Thursday 22 January 2015

Review: Deliver Us From Evil


Deliver Us From Evil
Deliver Us From Evil by David Baldacci

My rating: 4 of 5 stars



Another solid novel by David Baldacci. I did felt that it was a bit long and could have been edited better. But I loved reading all the detailed descriptions, even though it went a bit too gory for me at times.

Spoiler Ahead. Consider yourself warned!!

From what I have heard, Baldacci does not have any immediate plans to take this story forward. Even if he wanted to, there is no clear direction for the franchise to go. Does he make the future book only about Shaw? But then how unique would Shaw be from Baldacci's Will Robie and John Puller? It's his partnership (or I guess just his association) with Katie James that makes Shaw stand out from Puller or Robie. I'm not sure if officially Baldacci calls the series "Shaw series" only, but I seem to remember having the series referred to as "Katie James and A. Shaw series" someplace online. If Baldacci wants to explore this partnership further, he has to find a better plot to make Shaw and Katie part of the same story again. The romance-fan-trapped-deep-within-my-brain wonders if Baldacci would leave us hanging after Katie has admitted to herself that she is in love with Shaw.

Other than that, I'm still geeking out over the many references Baldacci made to other mystery authors; Agatha Christie, Lee Child and Sir Arthur Conan Doyle!! I presume they were a fanboy'sman's nod to his favorite authors. Now would it have been too meta if Katie had picked up the latest King and Maxwell instead of a Lee Child.
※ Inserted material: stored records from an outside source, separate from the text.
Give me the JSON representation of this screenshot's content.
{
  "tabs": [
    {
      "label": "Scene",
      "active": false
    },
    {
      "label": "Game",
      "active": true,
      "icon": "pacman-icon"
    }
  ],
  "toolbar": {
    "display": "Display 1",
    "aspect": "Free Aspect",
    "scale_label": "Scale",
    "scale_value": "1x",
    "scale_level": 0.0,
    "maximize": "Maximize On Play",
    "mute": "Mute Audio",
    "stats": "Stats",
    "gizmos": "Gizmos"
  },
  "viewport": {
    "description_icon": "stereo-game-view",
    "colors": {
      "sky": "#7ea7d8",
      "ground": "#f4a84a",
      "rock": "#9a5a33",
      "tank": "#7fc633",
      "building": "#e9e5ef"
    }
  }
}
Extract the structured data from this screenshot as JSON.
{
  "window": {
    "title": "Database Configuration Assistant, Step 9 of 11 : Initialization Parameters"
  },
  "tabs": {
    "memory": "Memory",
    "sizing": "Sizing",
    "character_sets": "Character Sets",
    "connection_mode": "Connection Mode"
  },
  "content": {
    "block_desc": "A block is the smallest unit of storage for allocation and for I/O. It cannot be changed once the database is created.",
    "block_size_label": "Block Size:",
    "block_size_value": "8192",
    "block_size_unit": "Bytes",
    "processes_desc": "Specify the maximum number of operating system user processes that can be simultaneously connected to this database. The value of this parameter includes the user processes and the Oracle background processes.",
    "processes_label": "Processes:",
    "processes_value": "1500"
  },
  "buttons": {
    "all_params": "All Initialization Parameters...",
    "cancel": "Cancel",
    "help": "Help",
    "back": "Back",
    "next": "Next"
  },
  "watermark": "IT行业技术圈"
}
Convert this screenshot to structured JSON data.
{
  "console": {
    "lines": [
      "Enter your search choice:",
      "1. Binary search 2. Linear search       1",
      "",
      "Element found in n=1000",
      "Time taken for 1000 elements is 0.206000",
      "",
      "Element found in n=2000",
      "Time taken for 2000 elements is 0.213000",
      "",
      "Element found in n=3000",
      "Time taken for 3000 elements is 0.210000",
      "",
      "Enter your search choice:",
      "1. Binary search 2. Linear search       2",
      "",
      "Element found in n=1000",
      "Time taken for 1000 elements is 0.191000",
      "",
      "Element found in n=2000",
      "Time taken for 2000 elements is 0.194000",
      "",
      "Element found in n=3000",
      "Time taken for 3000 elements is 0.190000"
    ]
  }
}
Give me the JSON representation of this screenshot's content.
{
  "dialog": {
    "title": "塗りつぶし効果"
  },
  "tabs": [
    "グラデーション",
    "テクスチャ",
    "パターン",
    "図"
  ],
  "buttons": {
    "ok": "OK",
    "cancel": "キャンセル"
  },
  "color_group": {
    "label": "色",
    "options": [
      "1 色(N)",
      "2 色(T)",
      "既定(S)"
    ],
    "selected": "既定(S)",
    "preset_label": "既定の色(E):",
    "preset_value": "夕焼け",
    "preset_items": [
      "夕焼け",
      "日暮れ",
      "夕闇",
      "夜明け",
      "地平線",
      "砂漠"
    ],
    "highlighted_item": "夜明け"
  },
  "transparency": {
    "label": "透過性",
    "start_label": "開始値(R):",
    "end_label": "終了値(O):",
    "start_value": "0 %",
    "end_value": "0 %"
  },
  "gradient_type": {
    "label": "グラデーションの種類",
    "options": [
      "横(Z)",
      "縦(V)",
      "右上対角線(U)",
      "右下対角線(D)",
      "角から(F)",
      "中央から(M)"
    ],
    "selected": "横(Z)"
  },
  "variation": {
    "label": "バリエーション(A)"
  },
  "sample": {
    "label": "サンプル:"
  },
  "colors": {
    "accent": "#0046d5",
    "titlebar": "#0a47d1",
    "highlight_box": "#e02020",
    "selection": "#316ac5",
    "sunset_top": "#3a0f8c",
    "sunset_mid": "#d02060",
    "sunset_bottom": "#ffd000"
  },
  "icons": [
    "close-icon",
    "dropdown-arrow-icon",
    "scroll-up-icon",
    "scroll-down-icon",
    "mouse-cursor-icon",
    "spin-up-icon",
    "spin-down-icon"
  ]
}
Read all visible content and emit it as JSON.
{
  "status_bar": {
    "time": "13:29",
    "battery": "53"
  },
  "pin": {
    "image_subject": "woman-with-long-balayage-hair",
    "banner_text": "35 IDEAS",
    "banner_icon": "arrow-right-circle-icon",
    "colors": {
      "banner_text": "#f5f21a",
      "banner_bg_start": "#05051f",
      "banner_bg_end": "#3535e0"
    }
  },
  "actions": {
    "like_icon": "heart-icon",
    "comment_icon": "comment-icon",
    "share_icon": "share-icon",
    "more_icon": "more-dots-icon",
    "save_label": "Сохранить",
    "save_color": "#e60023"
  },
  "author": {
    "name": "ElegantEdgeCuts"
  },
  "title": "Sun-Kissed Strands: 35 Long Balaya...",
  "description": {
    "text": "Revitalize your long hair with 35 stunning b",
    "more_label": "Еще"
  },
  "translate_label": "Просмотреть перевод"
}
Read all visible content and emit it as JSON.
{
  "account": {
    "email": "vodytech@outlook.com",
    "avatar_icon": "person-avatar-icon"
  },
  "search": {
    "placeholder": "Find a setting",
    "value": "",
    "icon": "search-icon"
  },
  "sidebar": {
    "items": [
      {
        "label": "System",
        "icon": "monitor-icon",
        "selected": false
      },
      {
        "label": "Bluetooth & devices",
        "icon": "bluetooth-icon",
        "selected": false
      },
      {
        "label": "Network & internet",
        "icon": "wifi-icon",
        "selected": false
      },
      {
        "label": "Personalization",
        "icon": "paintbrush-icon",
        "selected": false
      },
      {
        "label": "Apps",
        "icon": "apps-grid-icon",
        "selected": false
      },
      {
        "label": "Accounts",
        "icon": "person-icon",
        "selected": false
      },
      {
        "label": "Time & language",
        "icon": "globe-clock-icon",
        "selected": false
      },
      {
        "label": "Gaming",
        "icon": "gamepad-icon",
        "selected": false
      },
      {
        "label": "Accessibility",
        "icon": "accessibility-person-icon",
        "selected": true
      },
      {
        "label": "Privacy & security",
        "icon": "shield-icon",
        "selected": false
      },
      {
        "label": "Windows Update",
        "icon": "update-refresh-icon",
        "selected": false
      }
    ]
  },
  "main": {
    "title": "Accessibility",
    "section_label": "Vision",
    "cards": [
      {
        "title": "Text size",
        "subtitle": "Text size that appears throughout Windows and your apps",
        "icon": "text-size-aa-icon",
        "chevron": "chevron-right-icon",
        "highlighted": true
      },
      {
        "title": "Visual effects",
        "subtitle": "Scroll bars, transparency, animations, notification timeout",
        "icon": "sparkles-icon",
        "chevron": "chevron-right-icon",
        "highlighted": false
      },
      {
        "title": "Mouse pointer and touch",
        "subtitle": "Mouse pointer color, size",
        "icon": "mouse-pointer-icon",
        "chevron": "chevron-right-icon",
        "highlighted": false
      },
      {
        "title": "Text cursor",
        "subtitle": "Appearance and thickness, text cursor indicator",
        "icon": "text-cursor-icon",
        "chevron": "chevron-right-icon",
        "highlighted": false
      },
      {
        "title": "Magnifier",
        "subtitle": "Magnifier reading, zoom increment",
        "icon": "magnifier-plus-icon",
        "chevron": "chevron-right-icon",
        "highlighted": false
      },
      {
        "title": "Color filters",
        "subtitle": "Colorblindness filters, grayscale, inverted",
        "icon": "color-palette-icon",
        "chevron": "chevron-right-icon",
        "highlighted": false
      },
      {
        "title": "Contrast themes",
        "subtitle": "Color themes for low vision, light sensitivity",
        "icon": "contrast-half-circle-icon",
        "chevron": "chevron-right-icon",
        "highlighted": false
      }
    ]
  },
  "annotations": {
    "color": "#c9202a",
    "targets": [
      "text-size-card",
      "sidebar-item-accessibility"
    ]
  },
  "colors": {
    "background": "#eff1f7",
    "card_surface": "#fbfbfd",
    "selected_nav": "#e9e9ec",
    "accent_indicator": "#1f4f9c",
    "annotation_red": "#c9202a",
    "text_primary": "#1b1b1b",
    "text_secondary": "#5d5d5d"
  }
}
“He rose, placed another small log on the fire, sat back down in his armchair, and opened his book.
"What are you reading?" Reggie asked.
"On a wild night like this? Agatha Christie, of course. I still feel compelled to see if Hercule Poirot's 'little gray cells' will do their job one more time. It seems to often inspire my own brain, however inferior it might be to the diminutive Belgian's.”

“That's because superstition has it that the first person who gets up from a party of thirteen will die?"
"Precisely. I believe Agatha Christie even wrote a mystery about it.”

“Katie James kept waking up. It was nothing unusual; it was just how she was. A noise here, an internal thought there, a nightmare that seemed so real she could touch it, kept hammering away. She finally rose, got some water and settled in an armchair, flicked on a reading light, and picked up the latest Lee Child thriller.”

“And he has guns and dogs that would make the Hound of Baskervilles seem like a bleeding Pekinese.”